Nas disposições organicas da Caixa de Soccorros Agricolas, esta camara inseriu algumas provisões tendentes a remover uma apprehensão grave. Esta apprehensão, a que já anteriormente se alludiu, funda-se n'um facto de ordem moral: o cultivador portuguez envergonha-se de tomar dinheiro a juro: entende que ha o que quer que seja menos regular n'esse acto tão innocente como legitimo. Prefere tudo á publicidade do que elle chama a sua miseria, e que ás vezes o é. Não raro o usurario explora este sentimento de orgulho, porventura nobre na sua origem. Custa menos ao agricultor pedir áquelle a quem já pediu uma vez, e que não assoalha o facto, porque o defeito da usura não é ser vangloriosa. O usurario contenta-se com reter em servidão perpétua o cultivador que uma vez lhe caiu nas mãos. Aos olhos de muitos essa circumstancia pareceria de bem pouco momento: a esta camara pareceu que, practicamente, era uma das maiores difficuldades a vencer, e por isso insiste n'ella. Um facto, hoje esquecido, prova a sua importancia. Em 1845 o Governo decretando um emprestimo aos lavradores do Ribatejo, convidou a Companhia das Lezirias a fazel-o. Acceitou a Companhia o encargo com condições que presuppunham a publicidade como garantia. Pedia-se um juro modico em relação ás usuras de que ordinariamente é victima áquelle districto agricola. Nenhum mutuario todavia appareceu. Era o emprestimo um acto publico, e até certo ponto ruidoso, no qual cumpria que cada um se confessasse necessitado. Preferiram a usura, e uma circumstancia apparentemente insignificante bastou para inutilisar as intenções bemfazejas do Governo e da Companhia. Importava, portanto obstar a que igual successo se renovasse no caso presente. Imaginou-se o meio de conciliar a segurança da Caixa com as prevenções dos cultivadores, e esta camara crê têl-o achado nas disposições dos artigos 5.^o, 11.^o e 12.^o O registo dos emprestimos, se não dá a certeza de um segredo absoluto, offerece pelo menos tantas garantias de pouca publicidade como a discrição dos usurarios. Para o mutuario honesto ha a segurança de que, paga a divida, não ficarão d'ella vestigios escriptos, e de que emquanto subsistiu, o conhecimento da sua existencia não passou de poucos individuos. Na occasião da venda dos productos agricolas, raras vezes terá de se verificar o disposto no artigo 14.^o Ninguem duvida em geral de entregar ao lavrador uma parte do preço do genero vendido antes de completar a tróca.

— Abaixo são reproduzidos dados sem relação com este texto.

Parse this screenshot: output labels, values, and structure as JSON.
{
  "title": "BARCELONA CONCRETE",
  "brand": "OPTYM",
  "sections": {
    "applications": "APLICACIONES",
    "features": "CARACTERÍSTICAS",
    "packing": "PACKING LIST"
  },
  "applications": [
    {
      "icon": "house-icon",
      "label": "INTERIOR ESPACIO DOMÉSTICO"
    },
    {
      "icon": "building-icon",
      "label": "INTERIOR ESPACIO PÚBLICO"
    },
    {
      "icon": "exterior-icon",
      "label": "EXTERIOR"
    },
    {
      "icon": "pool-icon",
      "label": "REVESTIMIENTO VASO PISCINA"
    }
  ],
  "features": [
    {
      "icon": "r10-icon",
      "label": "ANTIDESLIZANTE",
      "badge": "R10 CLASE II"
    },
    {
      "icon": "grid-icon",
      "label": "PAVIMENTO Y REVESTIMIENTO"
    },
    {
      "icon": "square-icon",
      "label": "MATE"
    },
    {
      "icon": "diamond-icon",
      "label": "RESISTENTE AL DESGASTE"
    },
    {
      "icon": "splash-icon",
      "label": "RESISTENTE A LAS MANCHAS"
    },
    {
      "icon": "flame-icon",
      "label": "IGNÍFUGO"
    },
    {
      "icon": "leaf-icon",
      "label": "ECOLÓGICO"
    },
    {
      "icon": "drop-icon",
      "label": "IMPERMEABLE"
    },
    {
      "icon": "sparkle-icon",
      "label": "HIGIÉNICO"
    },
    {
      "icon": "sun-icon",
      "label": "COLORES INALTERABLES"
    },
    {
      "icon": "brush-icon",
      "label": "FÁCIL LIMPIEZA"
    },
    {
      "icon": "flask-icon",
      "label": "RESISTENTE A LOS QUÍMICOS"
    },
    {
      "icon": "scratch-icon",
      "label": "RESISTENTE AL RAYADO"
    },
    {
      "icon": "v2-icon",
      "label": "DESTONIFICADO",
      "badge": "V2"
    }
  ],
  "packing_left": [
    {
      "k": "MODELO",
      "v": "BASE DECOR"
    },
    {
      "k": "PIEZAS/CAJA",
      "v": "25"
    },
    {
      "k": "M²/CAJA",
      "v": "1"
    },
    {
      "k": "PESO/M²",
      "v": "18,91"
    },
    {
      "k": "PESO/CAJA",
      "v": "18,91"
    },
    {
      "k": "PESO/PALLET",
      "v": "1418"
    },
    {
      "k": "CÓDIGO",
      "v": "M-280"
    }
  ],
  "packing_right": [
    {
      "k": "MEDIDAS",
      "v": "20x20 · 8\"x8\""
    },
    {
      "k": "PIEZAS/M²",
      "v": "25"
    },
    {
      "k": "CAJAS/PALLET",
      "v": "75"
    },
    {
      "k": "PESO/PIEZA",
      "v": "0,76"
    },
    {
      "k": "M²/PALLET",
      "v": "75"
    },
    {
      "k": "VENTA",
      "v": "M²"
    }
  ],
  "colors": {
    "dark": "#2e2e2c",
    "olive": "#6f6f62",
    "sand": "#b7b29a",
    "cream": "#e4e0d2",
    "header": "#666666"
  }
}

Com os simples meios de operar as transacções tanto dos emprestimos como da restituição adoptadas por esta camara, o cultivador evita esses tramites complicados a que ficaria sujeito n'outra qualquer instituição de credito. Os cultivadores, em troco do direito que adquirem a obter um capital barato quando lhes convier, não tomam senão o encargo de mandar buscar á Caixa de Soccorros uma certidão de corrente, se d'ella precisarem antes do dia 30 de agosto, para sem obstaculo negociarem os seus generos, e os compradores de productos agricolas nunca poderão allegar ignorancia, visto ser prohibido aos cultivadores do concelho operarem qualquer transacção sobre fructos, sem mostrarem o estado das suas relações com a Caixa.

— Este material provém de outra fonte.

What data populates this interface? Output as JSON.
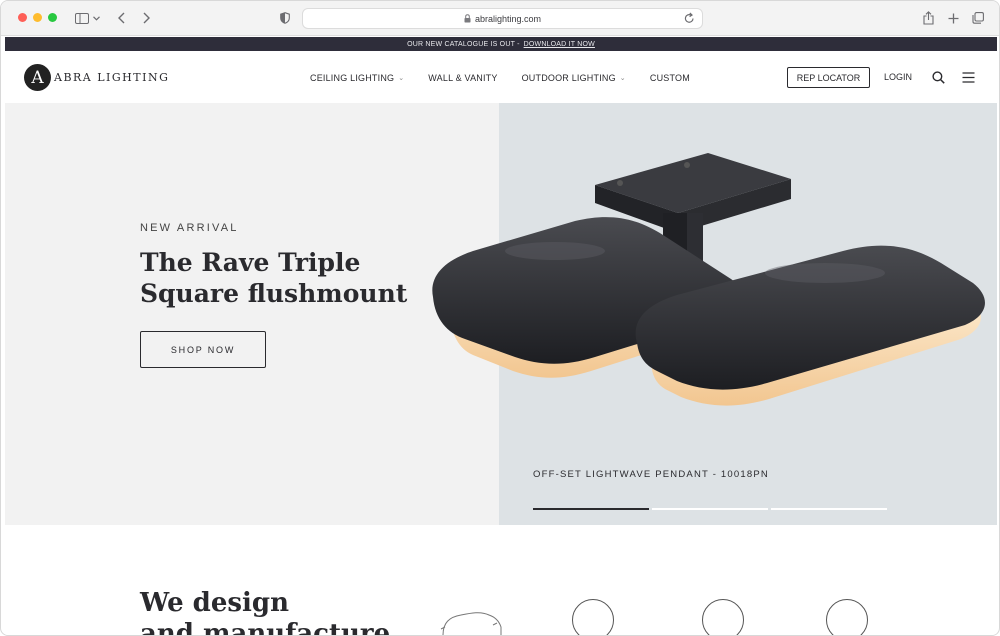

A vantagem dos cultivadores, sobretudo dos de cereaes, que são a grandissima maioria dos do concelho, não é só a de obterem capitaes a 1/4 por cento ao mez, ou a 3 por cento ao anno, em logar dos juros exorbitantes de 30, 40 ou 50 por cento; é tambem a de poderem vender em conjunctura mais propicia do que a da colheita, visto que a restituição só tem de estar verificada no fim de janeiro: e se, por causa da facilidade de se harmonisarem os emprestimos com os reembolsos, os primeiros ficam circumscriptos ao periodo de fevereiro a julho, é esta a epocha em que realmente o cultivador precisa d'elles, porque é sabido que todo aquelle que não póde executar os primeiros trabalhos do anno agricola com os proprios recursos, não está habilitado para ser agricultor. Quando porém tal situação se désse, teria o lavrador a liberdade de vender na eira, restituindo o emprestimo á Caixa, fazendo os primeiros trabalhos com o resto, e vindo buscar em fevereiro novo emprestimo.